At the time, in the early 2010s, most malware attacks were less sophisticated than they are today, she explained.

“Back in 2011, you would receive an email and the email would go to your computer and the malware would be designed to install itself on your computer,” she said.

It wasn’t until around 2014 that a “mobile-first” approach to spying on journalists gained popularity, as smartphones became more ubiquitous, she said. Clients of companies like NSO, Hacking Team and FinFisher used “social engineering” to send specifically-crafted messages to targets, often baiting them with information about potential scoops or targeted information about members of their families. Targets would have to click a link in order for the malware to be installed onto their phones.

Journalists are obvious targets for intelligence agencies, Ostrovskiy said, because they are always seeking new sources of information – opening themselves up to phishing attempts – and because many often don’t follow “industry best practices on digital security.”

Some of the first Pegasus infections of journalists were identified in Mexico in 2015 and 2016.

In January 2016, Carmen Aristegui, an investigative journalist in Mexico and the founder of Aristegui Noticias, began to receive messages with suspicious links after she published an investigation into property owned by former Mexican President Enrique Pena Nieto.

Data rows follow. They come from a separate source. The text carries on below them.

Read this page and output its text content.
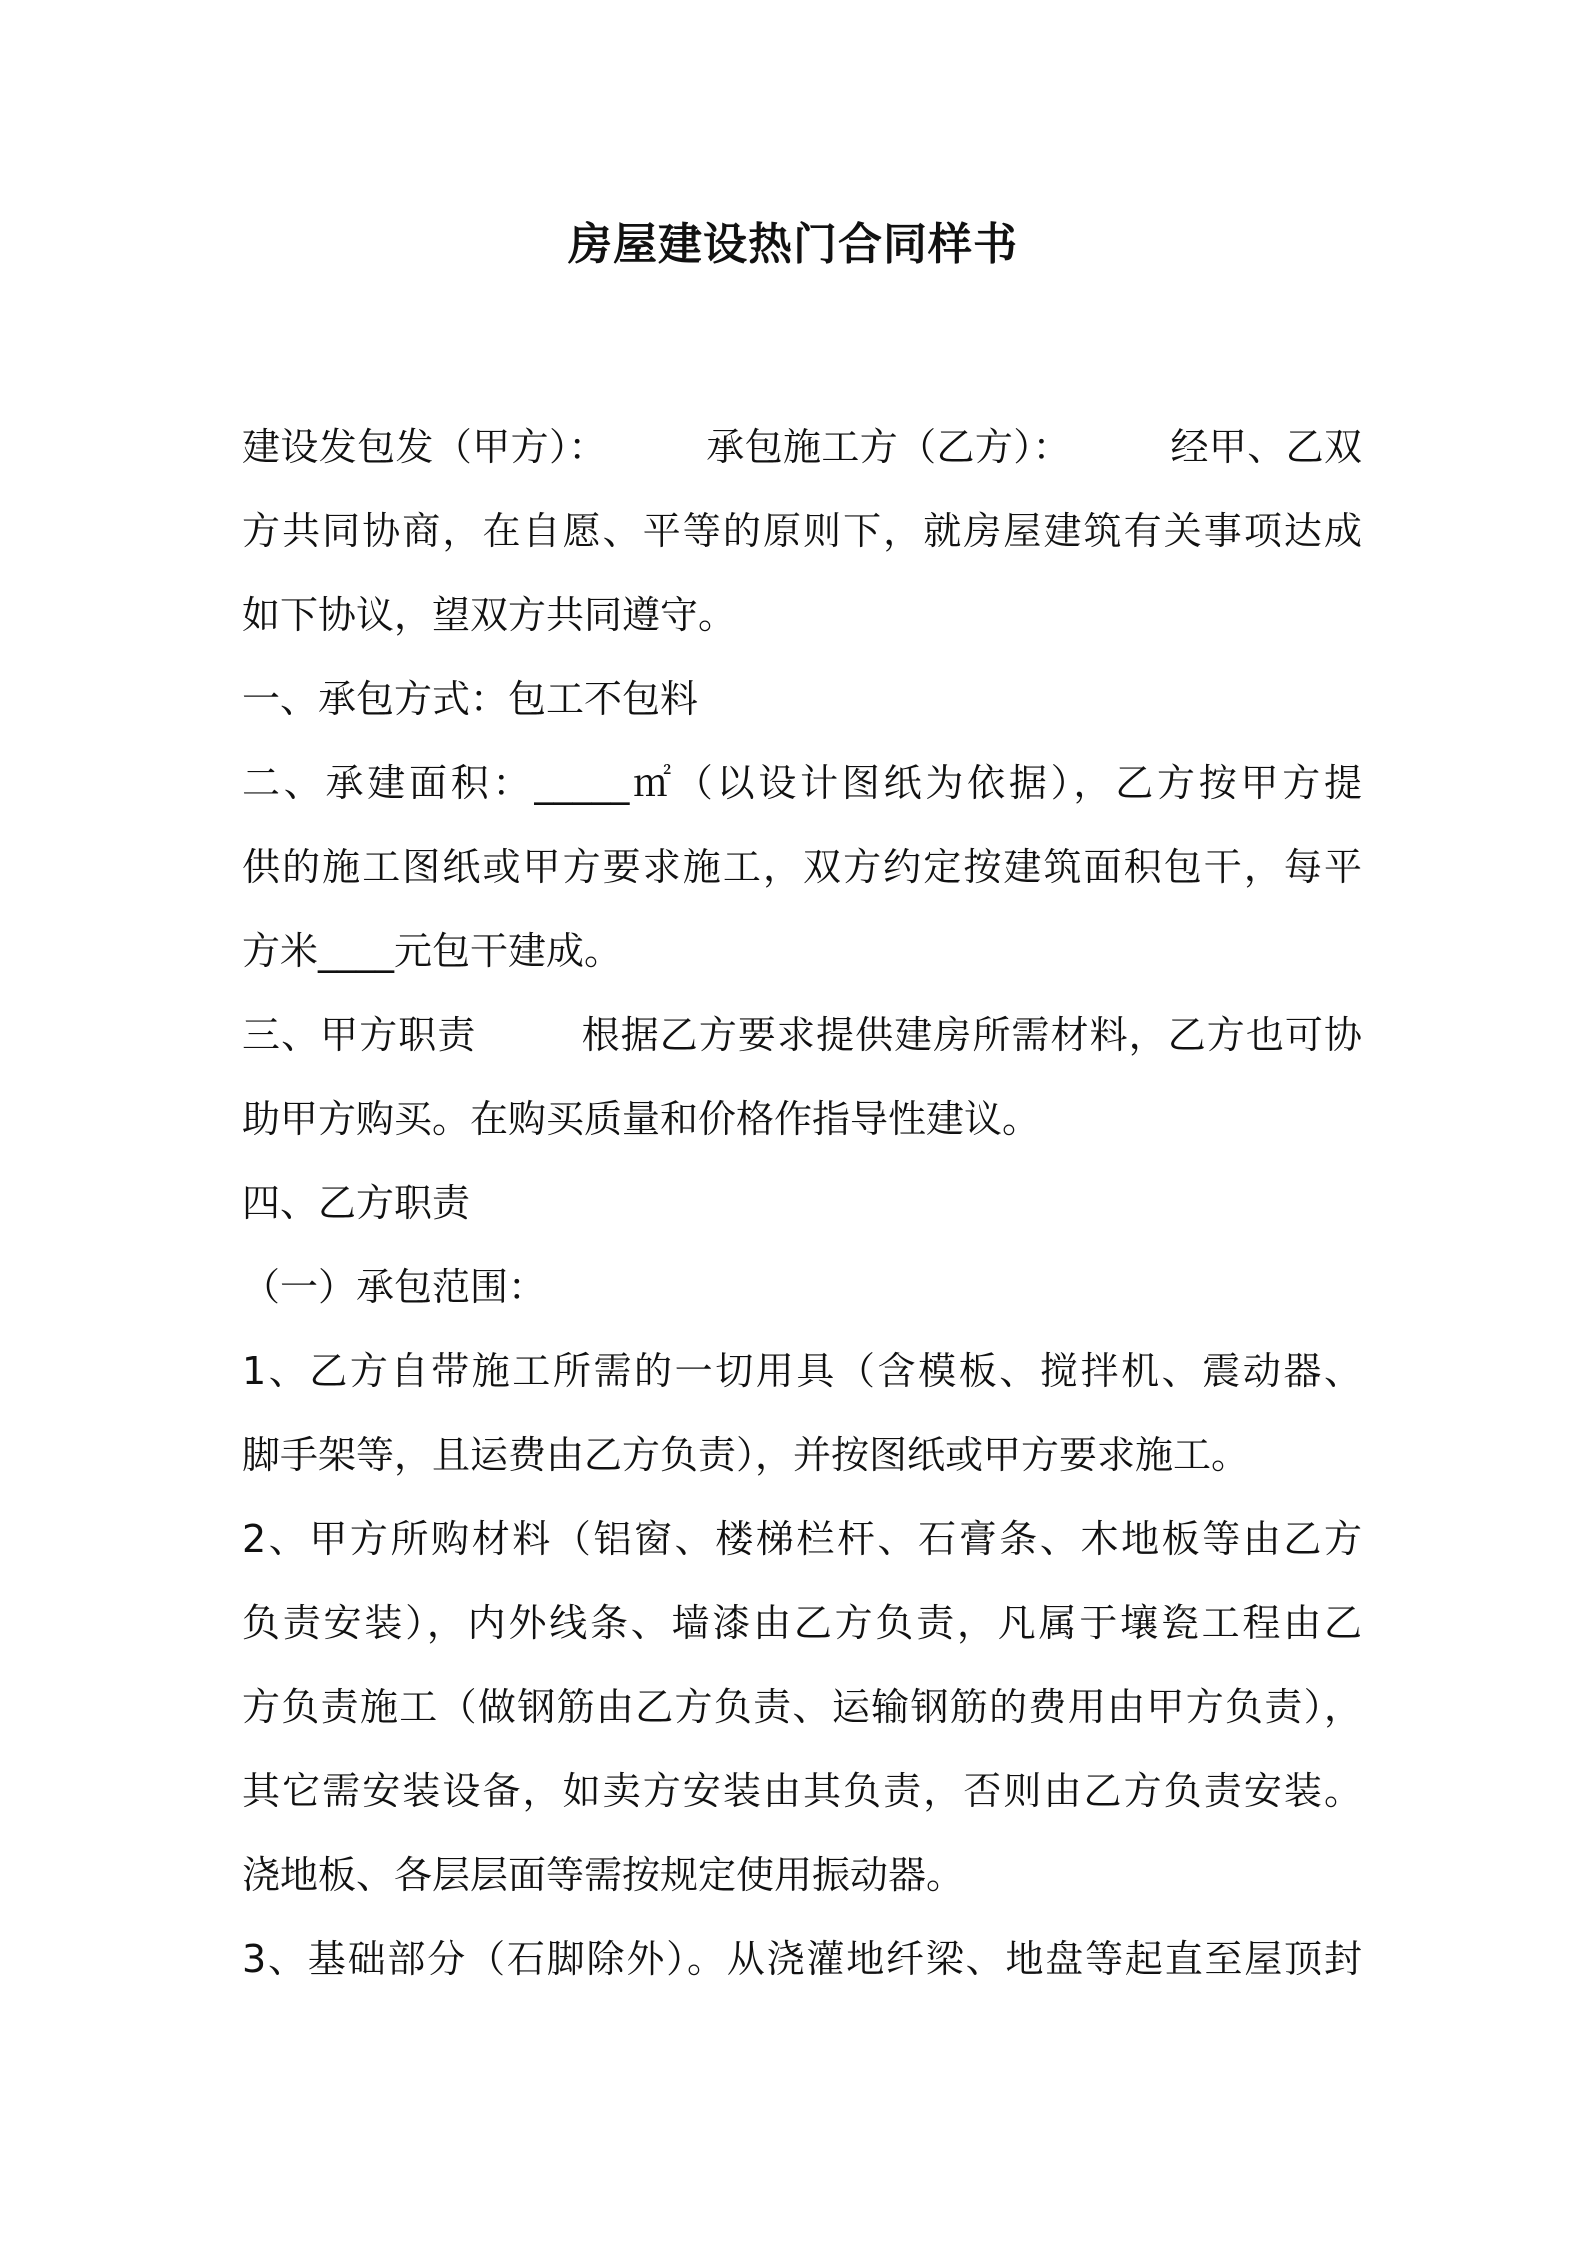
房屋建设热门合同样书

建设发包发（甲方）：        承包施工方（乙方）：        经甲、乙双

方共同协商，在自愿、平等的原则下，就房屋建筑有关事项达成

如下协议，望双方共同遵守。

一、承包方式：包工不包料

二、承建面积：_____㎡（以设计图纸为依据），乙方按甲方提

供的施工图纸或甲方要求施工，双方约定按建筑面积包干，每平

方米____元包干建成。

三、甲方职责        根据乙方要求提供建房所需材料，乙方也可协

助甲方购买。在购买质量和价格作指导性建议。

四、乙方职责

（一）承包范围：

1、乙方自带施工所需的一切用具（含模板、搅拌机、震动器、

脚手架等，且运费由乙方负责），并按图纸或甲方要求施工。

2、甲方所购材料（铝窗、楼梯栏杆、石膏条、木地板等由乙方

负责安装），内外线条、墙漆由乙方负责，凡属于壤瓷工程由乙

方负责施工（做钢筋由乙方负责、运输钢筋的费用由甲方负责），

其它需安装设备，如卖方安装由其负责，否则由乙方负责安装。

浇地板、各层层面等需按规定使用振动器。

3、基础部分（石脚除外）。从浇灌地纤梁、地盘等起直至屋顶封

Aristegui received more than 20 text messages containing malicious Pegasus links, digital rights group Citizen Lab would later reveal in the 2017 Gobierno Espia (“Government Spying”) report. According to the report, the phones of a number of her colleagues and family members were also targeted with text messages containing malicious links during that same time period, including those of colleagues Sebastian Barragan and Rafael Cabrera and her son Emilio Aristegui – just 16-years-old at the time.

Forbidden Stories and its partners were able to identify for the first time three other people close to Aristegui who were selected as targets for surveillance in 2016: her sister Teresa Aristegui, her CNN producer Karina Maciel and her former assistant Sandra Nogales.

“It was a huge shock to see others close to me in the list,” Aristegui, who was part of the Pegasus Project, said. “I have six siblings, but at least one of them, my sister, was entered into the system. My assistant Sandra Nogales, who knew everything about me – who had access to my schedule, all of my contacts, my day-to-day, my hour-to-hour – was also entered into the system.”